Rollback was completed at 15:09.

## Timeline

| Time (UTC) | Event |
|---|---|
| 14:15 | v2.14.1 deployed to production (automated canary, 10% traffic) |
| 14:22 | First 5xx errors appear in Grafana |
| 14:27 | HighErrorRate alert fires; on-call paged |
| 14:32 | On-call acknowledges, begins triage |
| 14:45 | Root cause identified (connection string) |
| 15:02 | Rollback initiated |
| 15:09 | All services healthy, alert resolved |

## Root Cause
The staging connection string was included in the production deployment
because the CI pipeline environment variable substitution was not validated
before artifact promotion. The staging DB has different credentials; all
writes failed with authentication errors.

## Contributing Factors
1. No automated smoke test verifying DB connectivity before canary promotion
2. Canary traffic was 10%  enough to trigger the alert but slow to detect
3. Health check did not check write access, only read (`SELECT 1`)

## What Went Well
- Alert fired within 5 minutes of first errors
- Runbook was followed accurately; no improvisation needed
- Rollback was clean and took < 7 minutes

## Action Items

| Item | Owner | Due |
|---|---|---|
| Add DB write smoke test to CI pipeline pre-promotion gate | @platform | 2026-06-03 |
| Update health check to verify write access with a no-op write | @platform | 2026-05-28 |
| Add env var validation step to deployment pipeline | @devops | 2026-06-03 |
| Reduce canary window from 10 min to 3 min for write-path changes | @platform | 2026-06-10 |

## Lessons Learned
- Write-path issues need faster canary promotion gates than read-path issues.
- Our health check gave false confidence  "Healthy" does not mean "can write".
- Environment variable substitution validation is a standard CI step we were missing.

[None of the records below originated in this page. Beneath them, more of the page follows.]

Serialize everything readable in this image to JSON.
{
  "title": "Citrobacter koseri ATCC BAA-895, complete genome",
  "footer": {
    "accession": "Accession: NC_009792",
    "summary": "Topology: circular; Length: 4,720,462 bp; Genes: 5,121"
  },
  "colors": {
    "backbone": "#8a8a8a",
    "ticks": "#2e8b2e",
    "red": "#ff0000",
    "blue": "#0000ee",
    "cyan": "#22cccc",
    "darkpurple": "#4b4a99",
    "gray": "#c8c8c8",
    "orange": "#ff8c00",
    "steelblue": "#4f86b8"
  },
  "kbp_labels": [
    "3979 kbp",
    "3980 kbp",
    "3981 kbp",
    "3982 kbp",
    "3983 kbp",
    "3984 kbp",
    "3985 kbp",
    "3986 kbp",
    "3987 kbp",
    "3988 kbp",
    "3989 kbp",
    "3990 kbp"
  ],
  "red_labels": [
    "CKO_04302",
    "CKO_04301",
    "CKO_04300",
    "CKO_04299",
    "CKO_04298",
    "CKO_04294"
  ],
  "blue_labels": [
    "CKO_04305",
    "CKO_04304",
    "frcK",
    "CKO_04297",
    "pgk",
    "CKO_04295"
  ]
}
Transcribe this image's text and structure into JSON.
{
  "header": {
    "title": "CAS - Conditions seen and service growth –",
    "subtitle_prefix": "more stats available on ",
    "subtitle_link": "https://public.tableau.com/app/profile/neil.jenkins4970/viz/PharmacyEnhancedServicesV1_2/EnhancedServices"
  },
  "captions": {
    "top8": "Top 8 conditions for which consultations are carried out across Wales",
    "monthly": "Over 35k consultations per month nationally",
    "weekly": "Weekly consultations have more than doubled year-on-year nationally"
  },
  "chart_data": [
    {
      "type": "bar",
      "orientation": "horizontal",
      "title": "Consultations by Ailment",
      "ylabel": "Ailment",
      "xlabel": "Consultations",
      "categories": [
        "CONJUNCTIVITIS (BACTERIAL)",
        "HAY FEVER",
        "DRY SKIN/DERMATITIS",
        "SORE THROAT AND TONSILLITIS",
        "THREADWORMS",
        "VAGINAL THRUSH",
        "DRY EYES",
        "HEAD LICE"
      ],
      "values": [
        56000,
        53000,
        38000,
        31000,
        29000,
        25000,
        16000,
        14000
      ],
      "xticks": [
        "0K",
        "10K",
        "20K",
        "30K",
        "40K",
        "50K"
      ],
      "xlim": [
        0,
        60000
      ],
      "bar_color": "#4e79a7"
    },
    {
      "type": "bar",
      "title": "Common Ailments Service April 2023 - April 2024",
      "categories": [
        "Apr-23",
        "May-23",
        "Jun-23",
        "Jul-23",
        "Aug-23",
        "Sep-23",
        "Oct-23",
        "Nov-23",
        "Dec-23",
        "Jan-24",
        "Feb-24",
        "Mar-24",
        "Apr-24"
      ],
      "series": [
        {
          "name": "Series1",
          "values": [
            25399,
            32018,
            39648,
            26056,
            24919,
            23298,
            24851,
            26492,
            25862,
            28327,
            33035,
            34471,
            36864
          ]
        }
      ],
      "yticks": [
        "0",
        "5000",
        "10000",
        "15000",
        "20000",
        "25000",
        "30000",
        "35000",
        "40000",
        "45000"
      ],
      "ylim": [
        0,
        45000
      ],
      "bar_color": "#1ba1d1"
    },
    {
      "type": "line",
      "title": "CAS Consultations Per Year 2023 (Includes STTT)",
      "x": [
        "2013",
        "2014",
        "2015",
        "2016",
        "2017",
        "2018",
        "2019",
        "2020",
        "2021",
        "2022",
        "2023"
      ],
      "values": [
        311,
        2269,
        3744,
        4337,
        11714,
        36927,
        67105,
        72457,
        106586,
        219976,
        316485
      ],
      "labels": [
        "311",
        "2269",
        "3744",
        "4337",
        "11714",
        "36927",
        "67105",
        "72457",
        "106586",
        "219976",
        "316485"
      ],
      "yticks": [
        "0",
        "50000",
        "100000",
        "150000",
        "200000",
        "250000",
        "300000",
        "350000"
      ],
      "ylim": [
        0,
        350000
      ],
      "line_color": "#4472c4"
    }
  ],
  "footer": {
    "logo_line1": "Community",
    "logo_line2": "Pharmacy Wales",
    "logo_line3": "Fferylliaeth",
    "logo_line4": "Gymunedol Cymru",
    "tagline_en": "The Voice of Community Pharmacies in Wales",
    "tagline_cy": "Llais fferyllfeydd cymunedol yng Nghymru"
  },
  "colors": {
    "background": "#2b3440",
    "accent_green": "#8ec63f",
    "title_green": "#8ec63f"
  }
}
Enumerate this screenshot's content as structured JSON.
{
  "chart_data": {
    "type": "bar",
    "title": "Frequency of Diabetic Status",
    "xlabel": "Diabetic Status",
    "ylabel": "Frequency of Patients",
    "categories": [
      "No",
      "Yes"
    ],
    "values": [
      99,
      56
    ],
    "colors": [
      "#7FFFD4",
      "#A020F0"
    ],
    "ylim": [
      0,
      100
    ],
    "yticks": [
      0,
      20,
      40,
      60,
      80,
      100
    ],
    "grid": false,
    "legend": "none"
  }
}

The Most Important Rule: Follow Up on Action Items

A postmortem with no closed action items is worse than no postmortem — it erodes trust in the process. Assign every item to a named person with a specific date. Review open items weekly until closed.


Incident Communication

During a P1, communication clarity prevents secondary chaos:

Initial notice (within 5 minutes of detection):

"We are investigating elevated error rates on the orders API. Users may experience failures when placing orders. We will update in 15 minutes."

Updates every 15 minutes:

"Update: root cause identified as a database configuration issue. Mitigation in progress. ETA 20 minutes."

Resolution:

"Resolved at 15:09 UTC. Root cause: misconfigured connection string in release v2.14.1. Rollback complete. All services healthy. Postmortem will be published within 48 hours."

Keep the channel (Slack, Teams, status page) updated even when you have nothing new to say. "Still investigating" every 15 minutes is better than silence.


Key Takeaways

  • Correlation IDs in every request are the single highest-leverage investment for incident diagnosis. Implement IncidentCorrelationMiddleware before anything else.
  • Actionable health checks cut triage time from minutes to seconds. Return structured JSON with last error and timestamp, not just "Unhealthy".
  • Runbooks linked from alerts are used; runbooks in a wiki index are ignored.
  • Postmortems are only valuable if action items close. Track them in your sprint board, not a separate document.
  • Blameless culture requires explicit reinforcement in every postmortem. Start the meeting with "we are here to improve the system, not assign fault."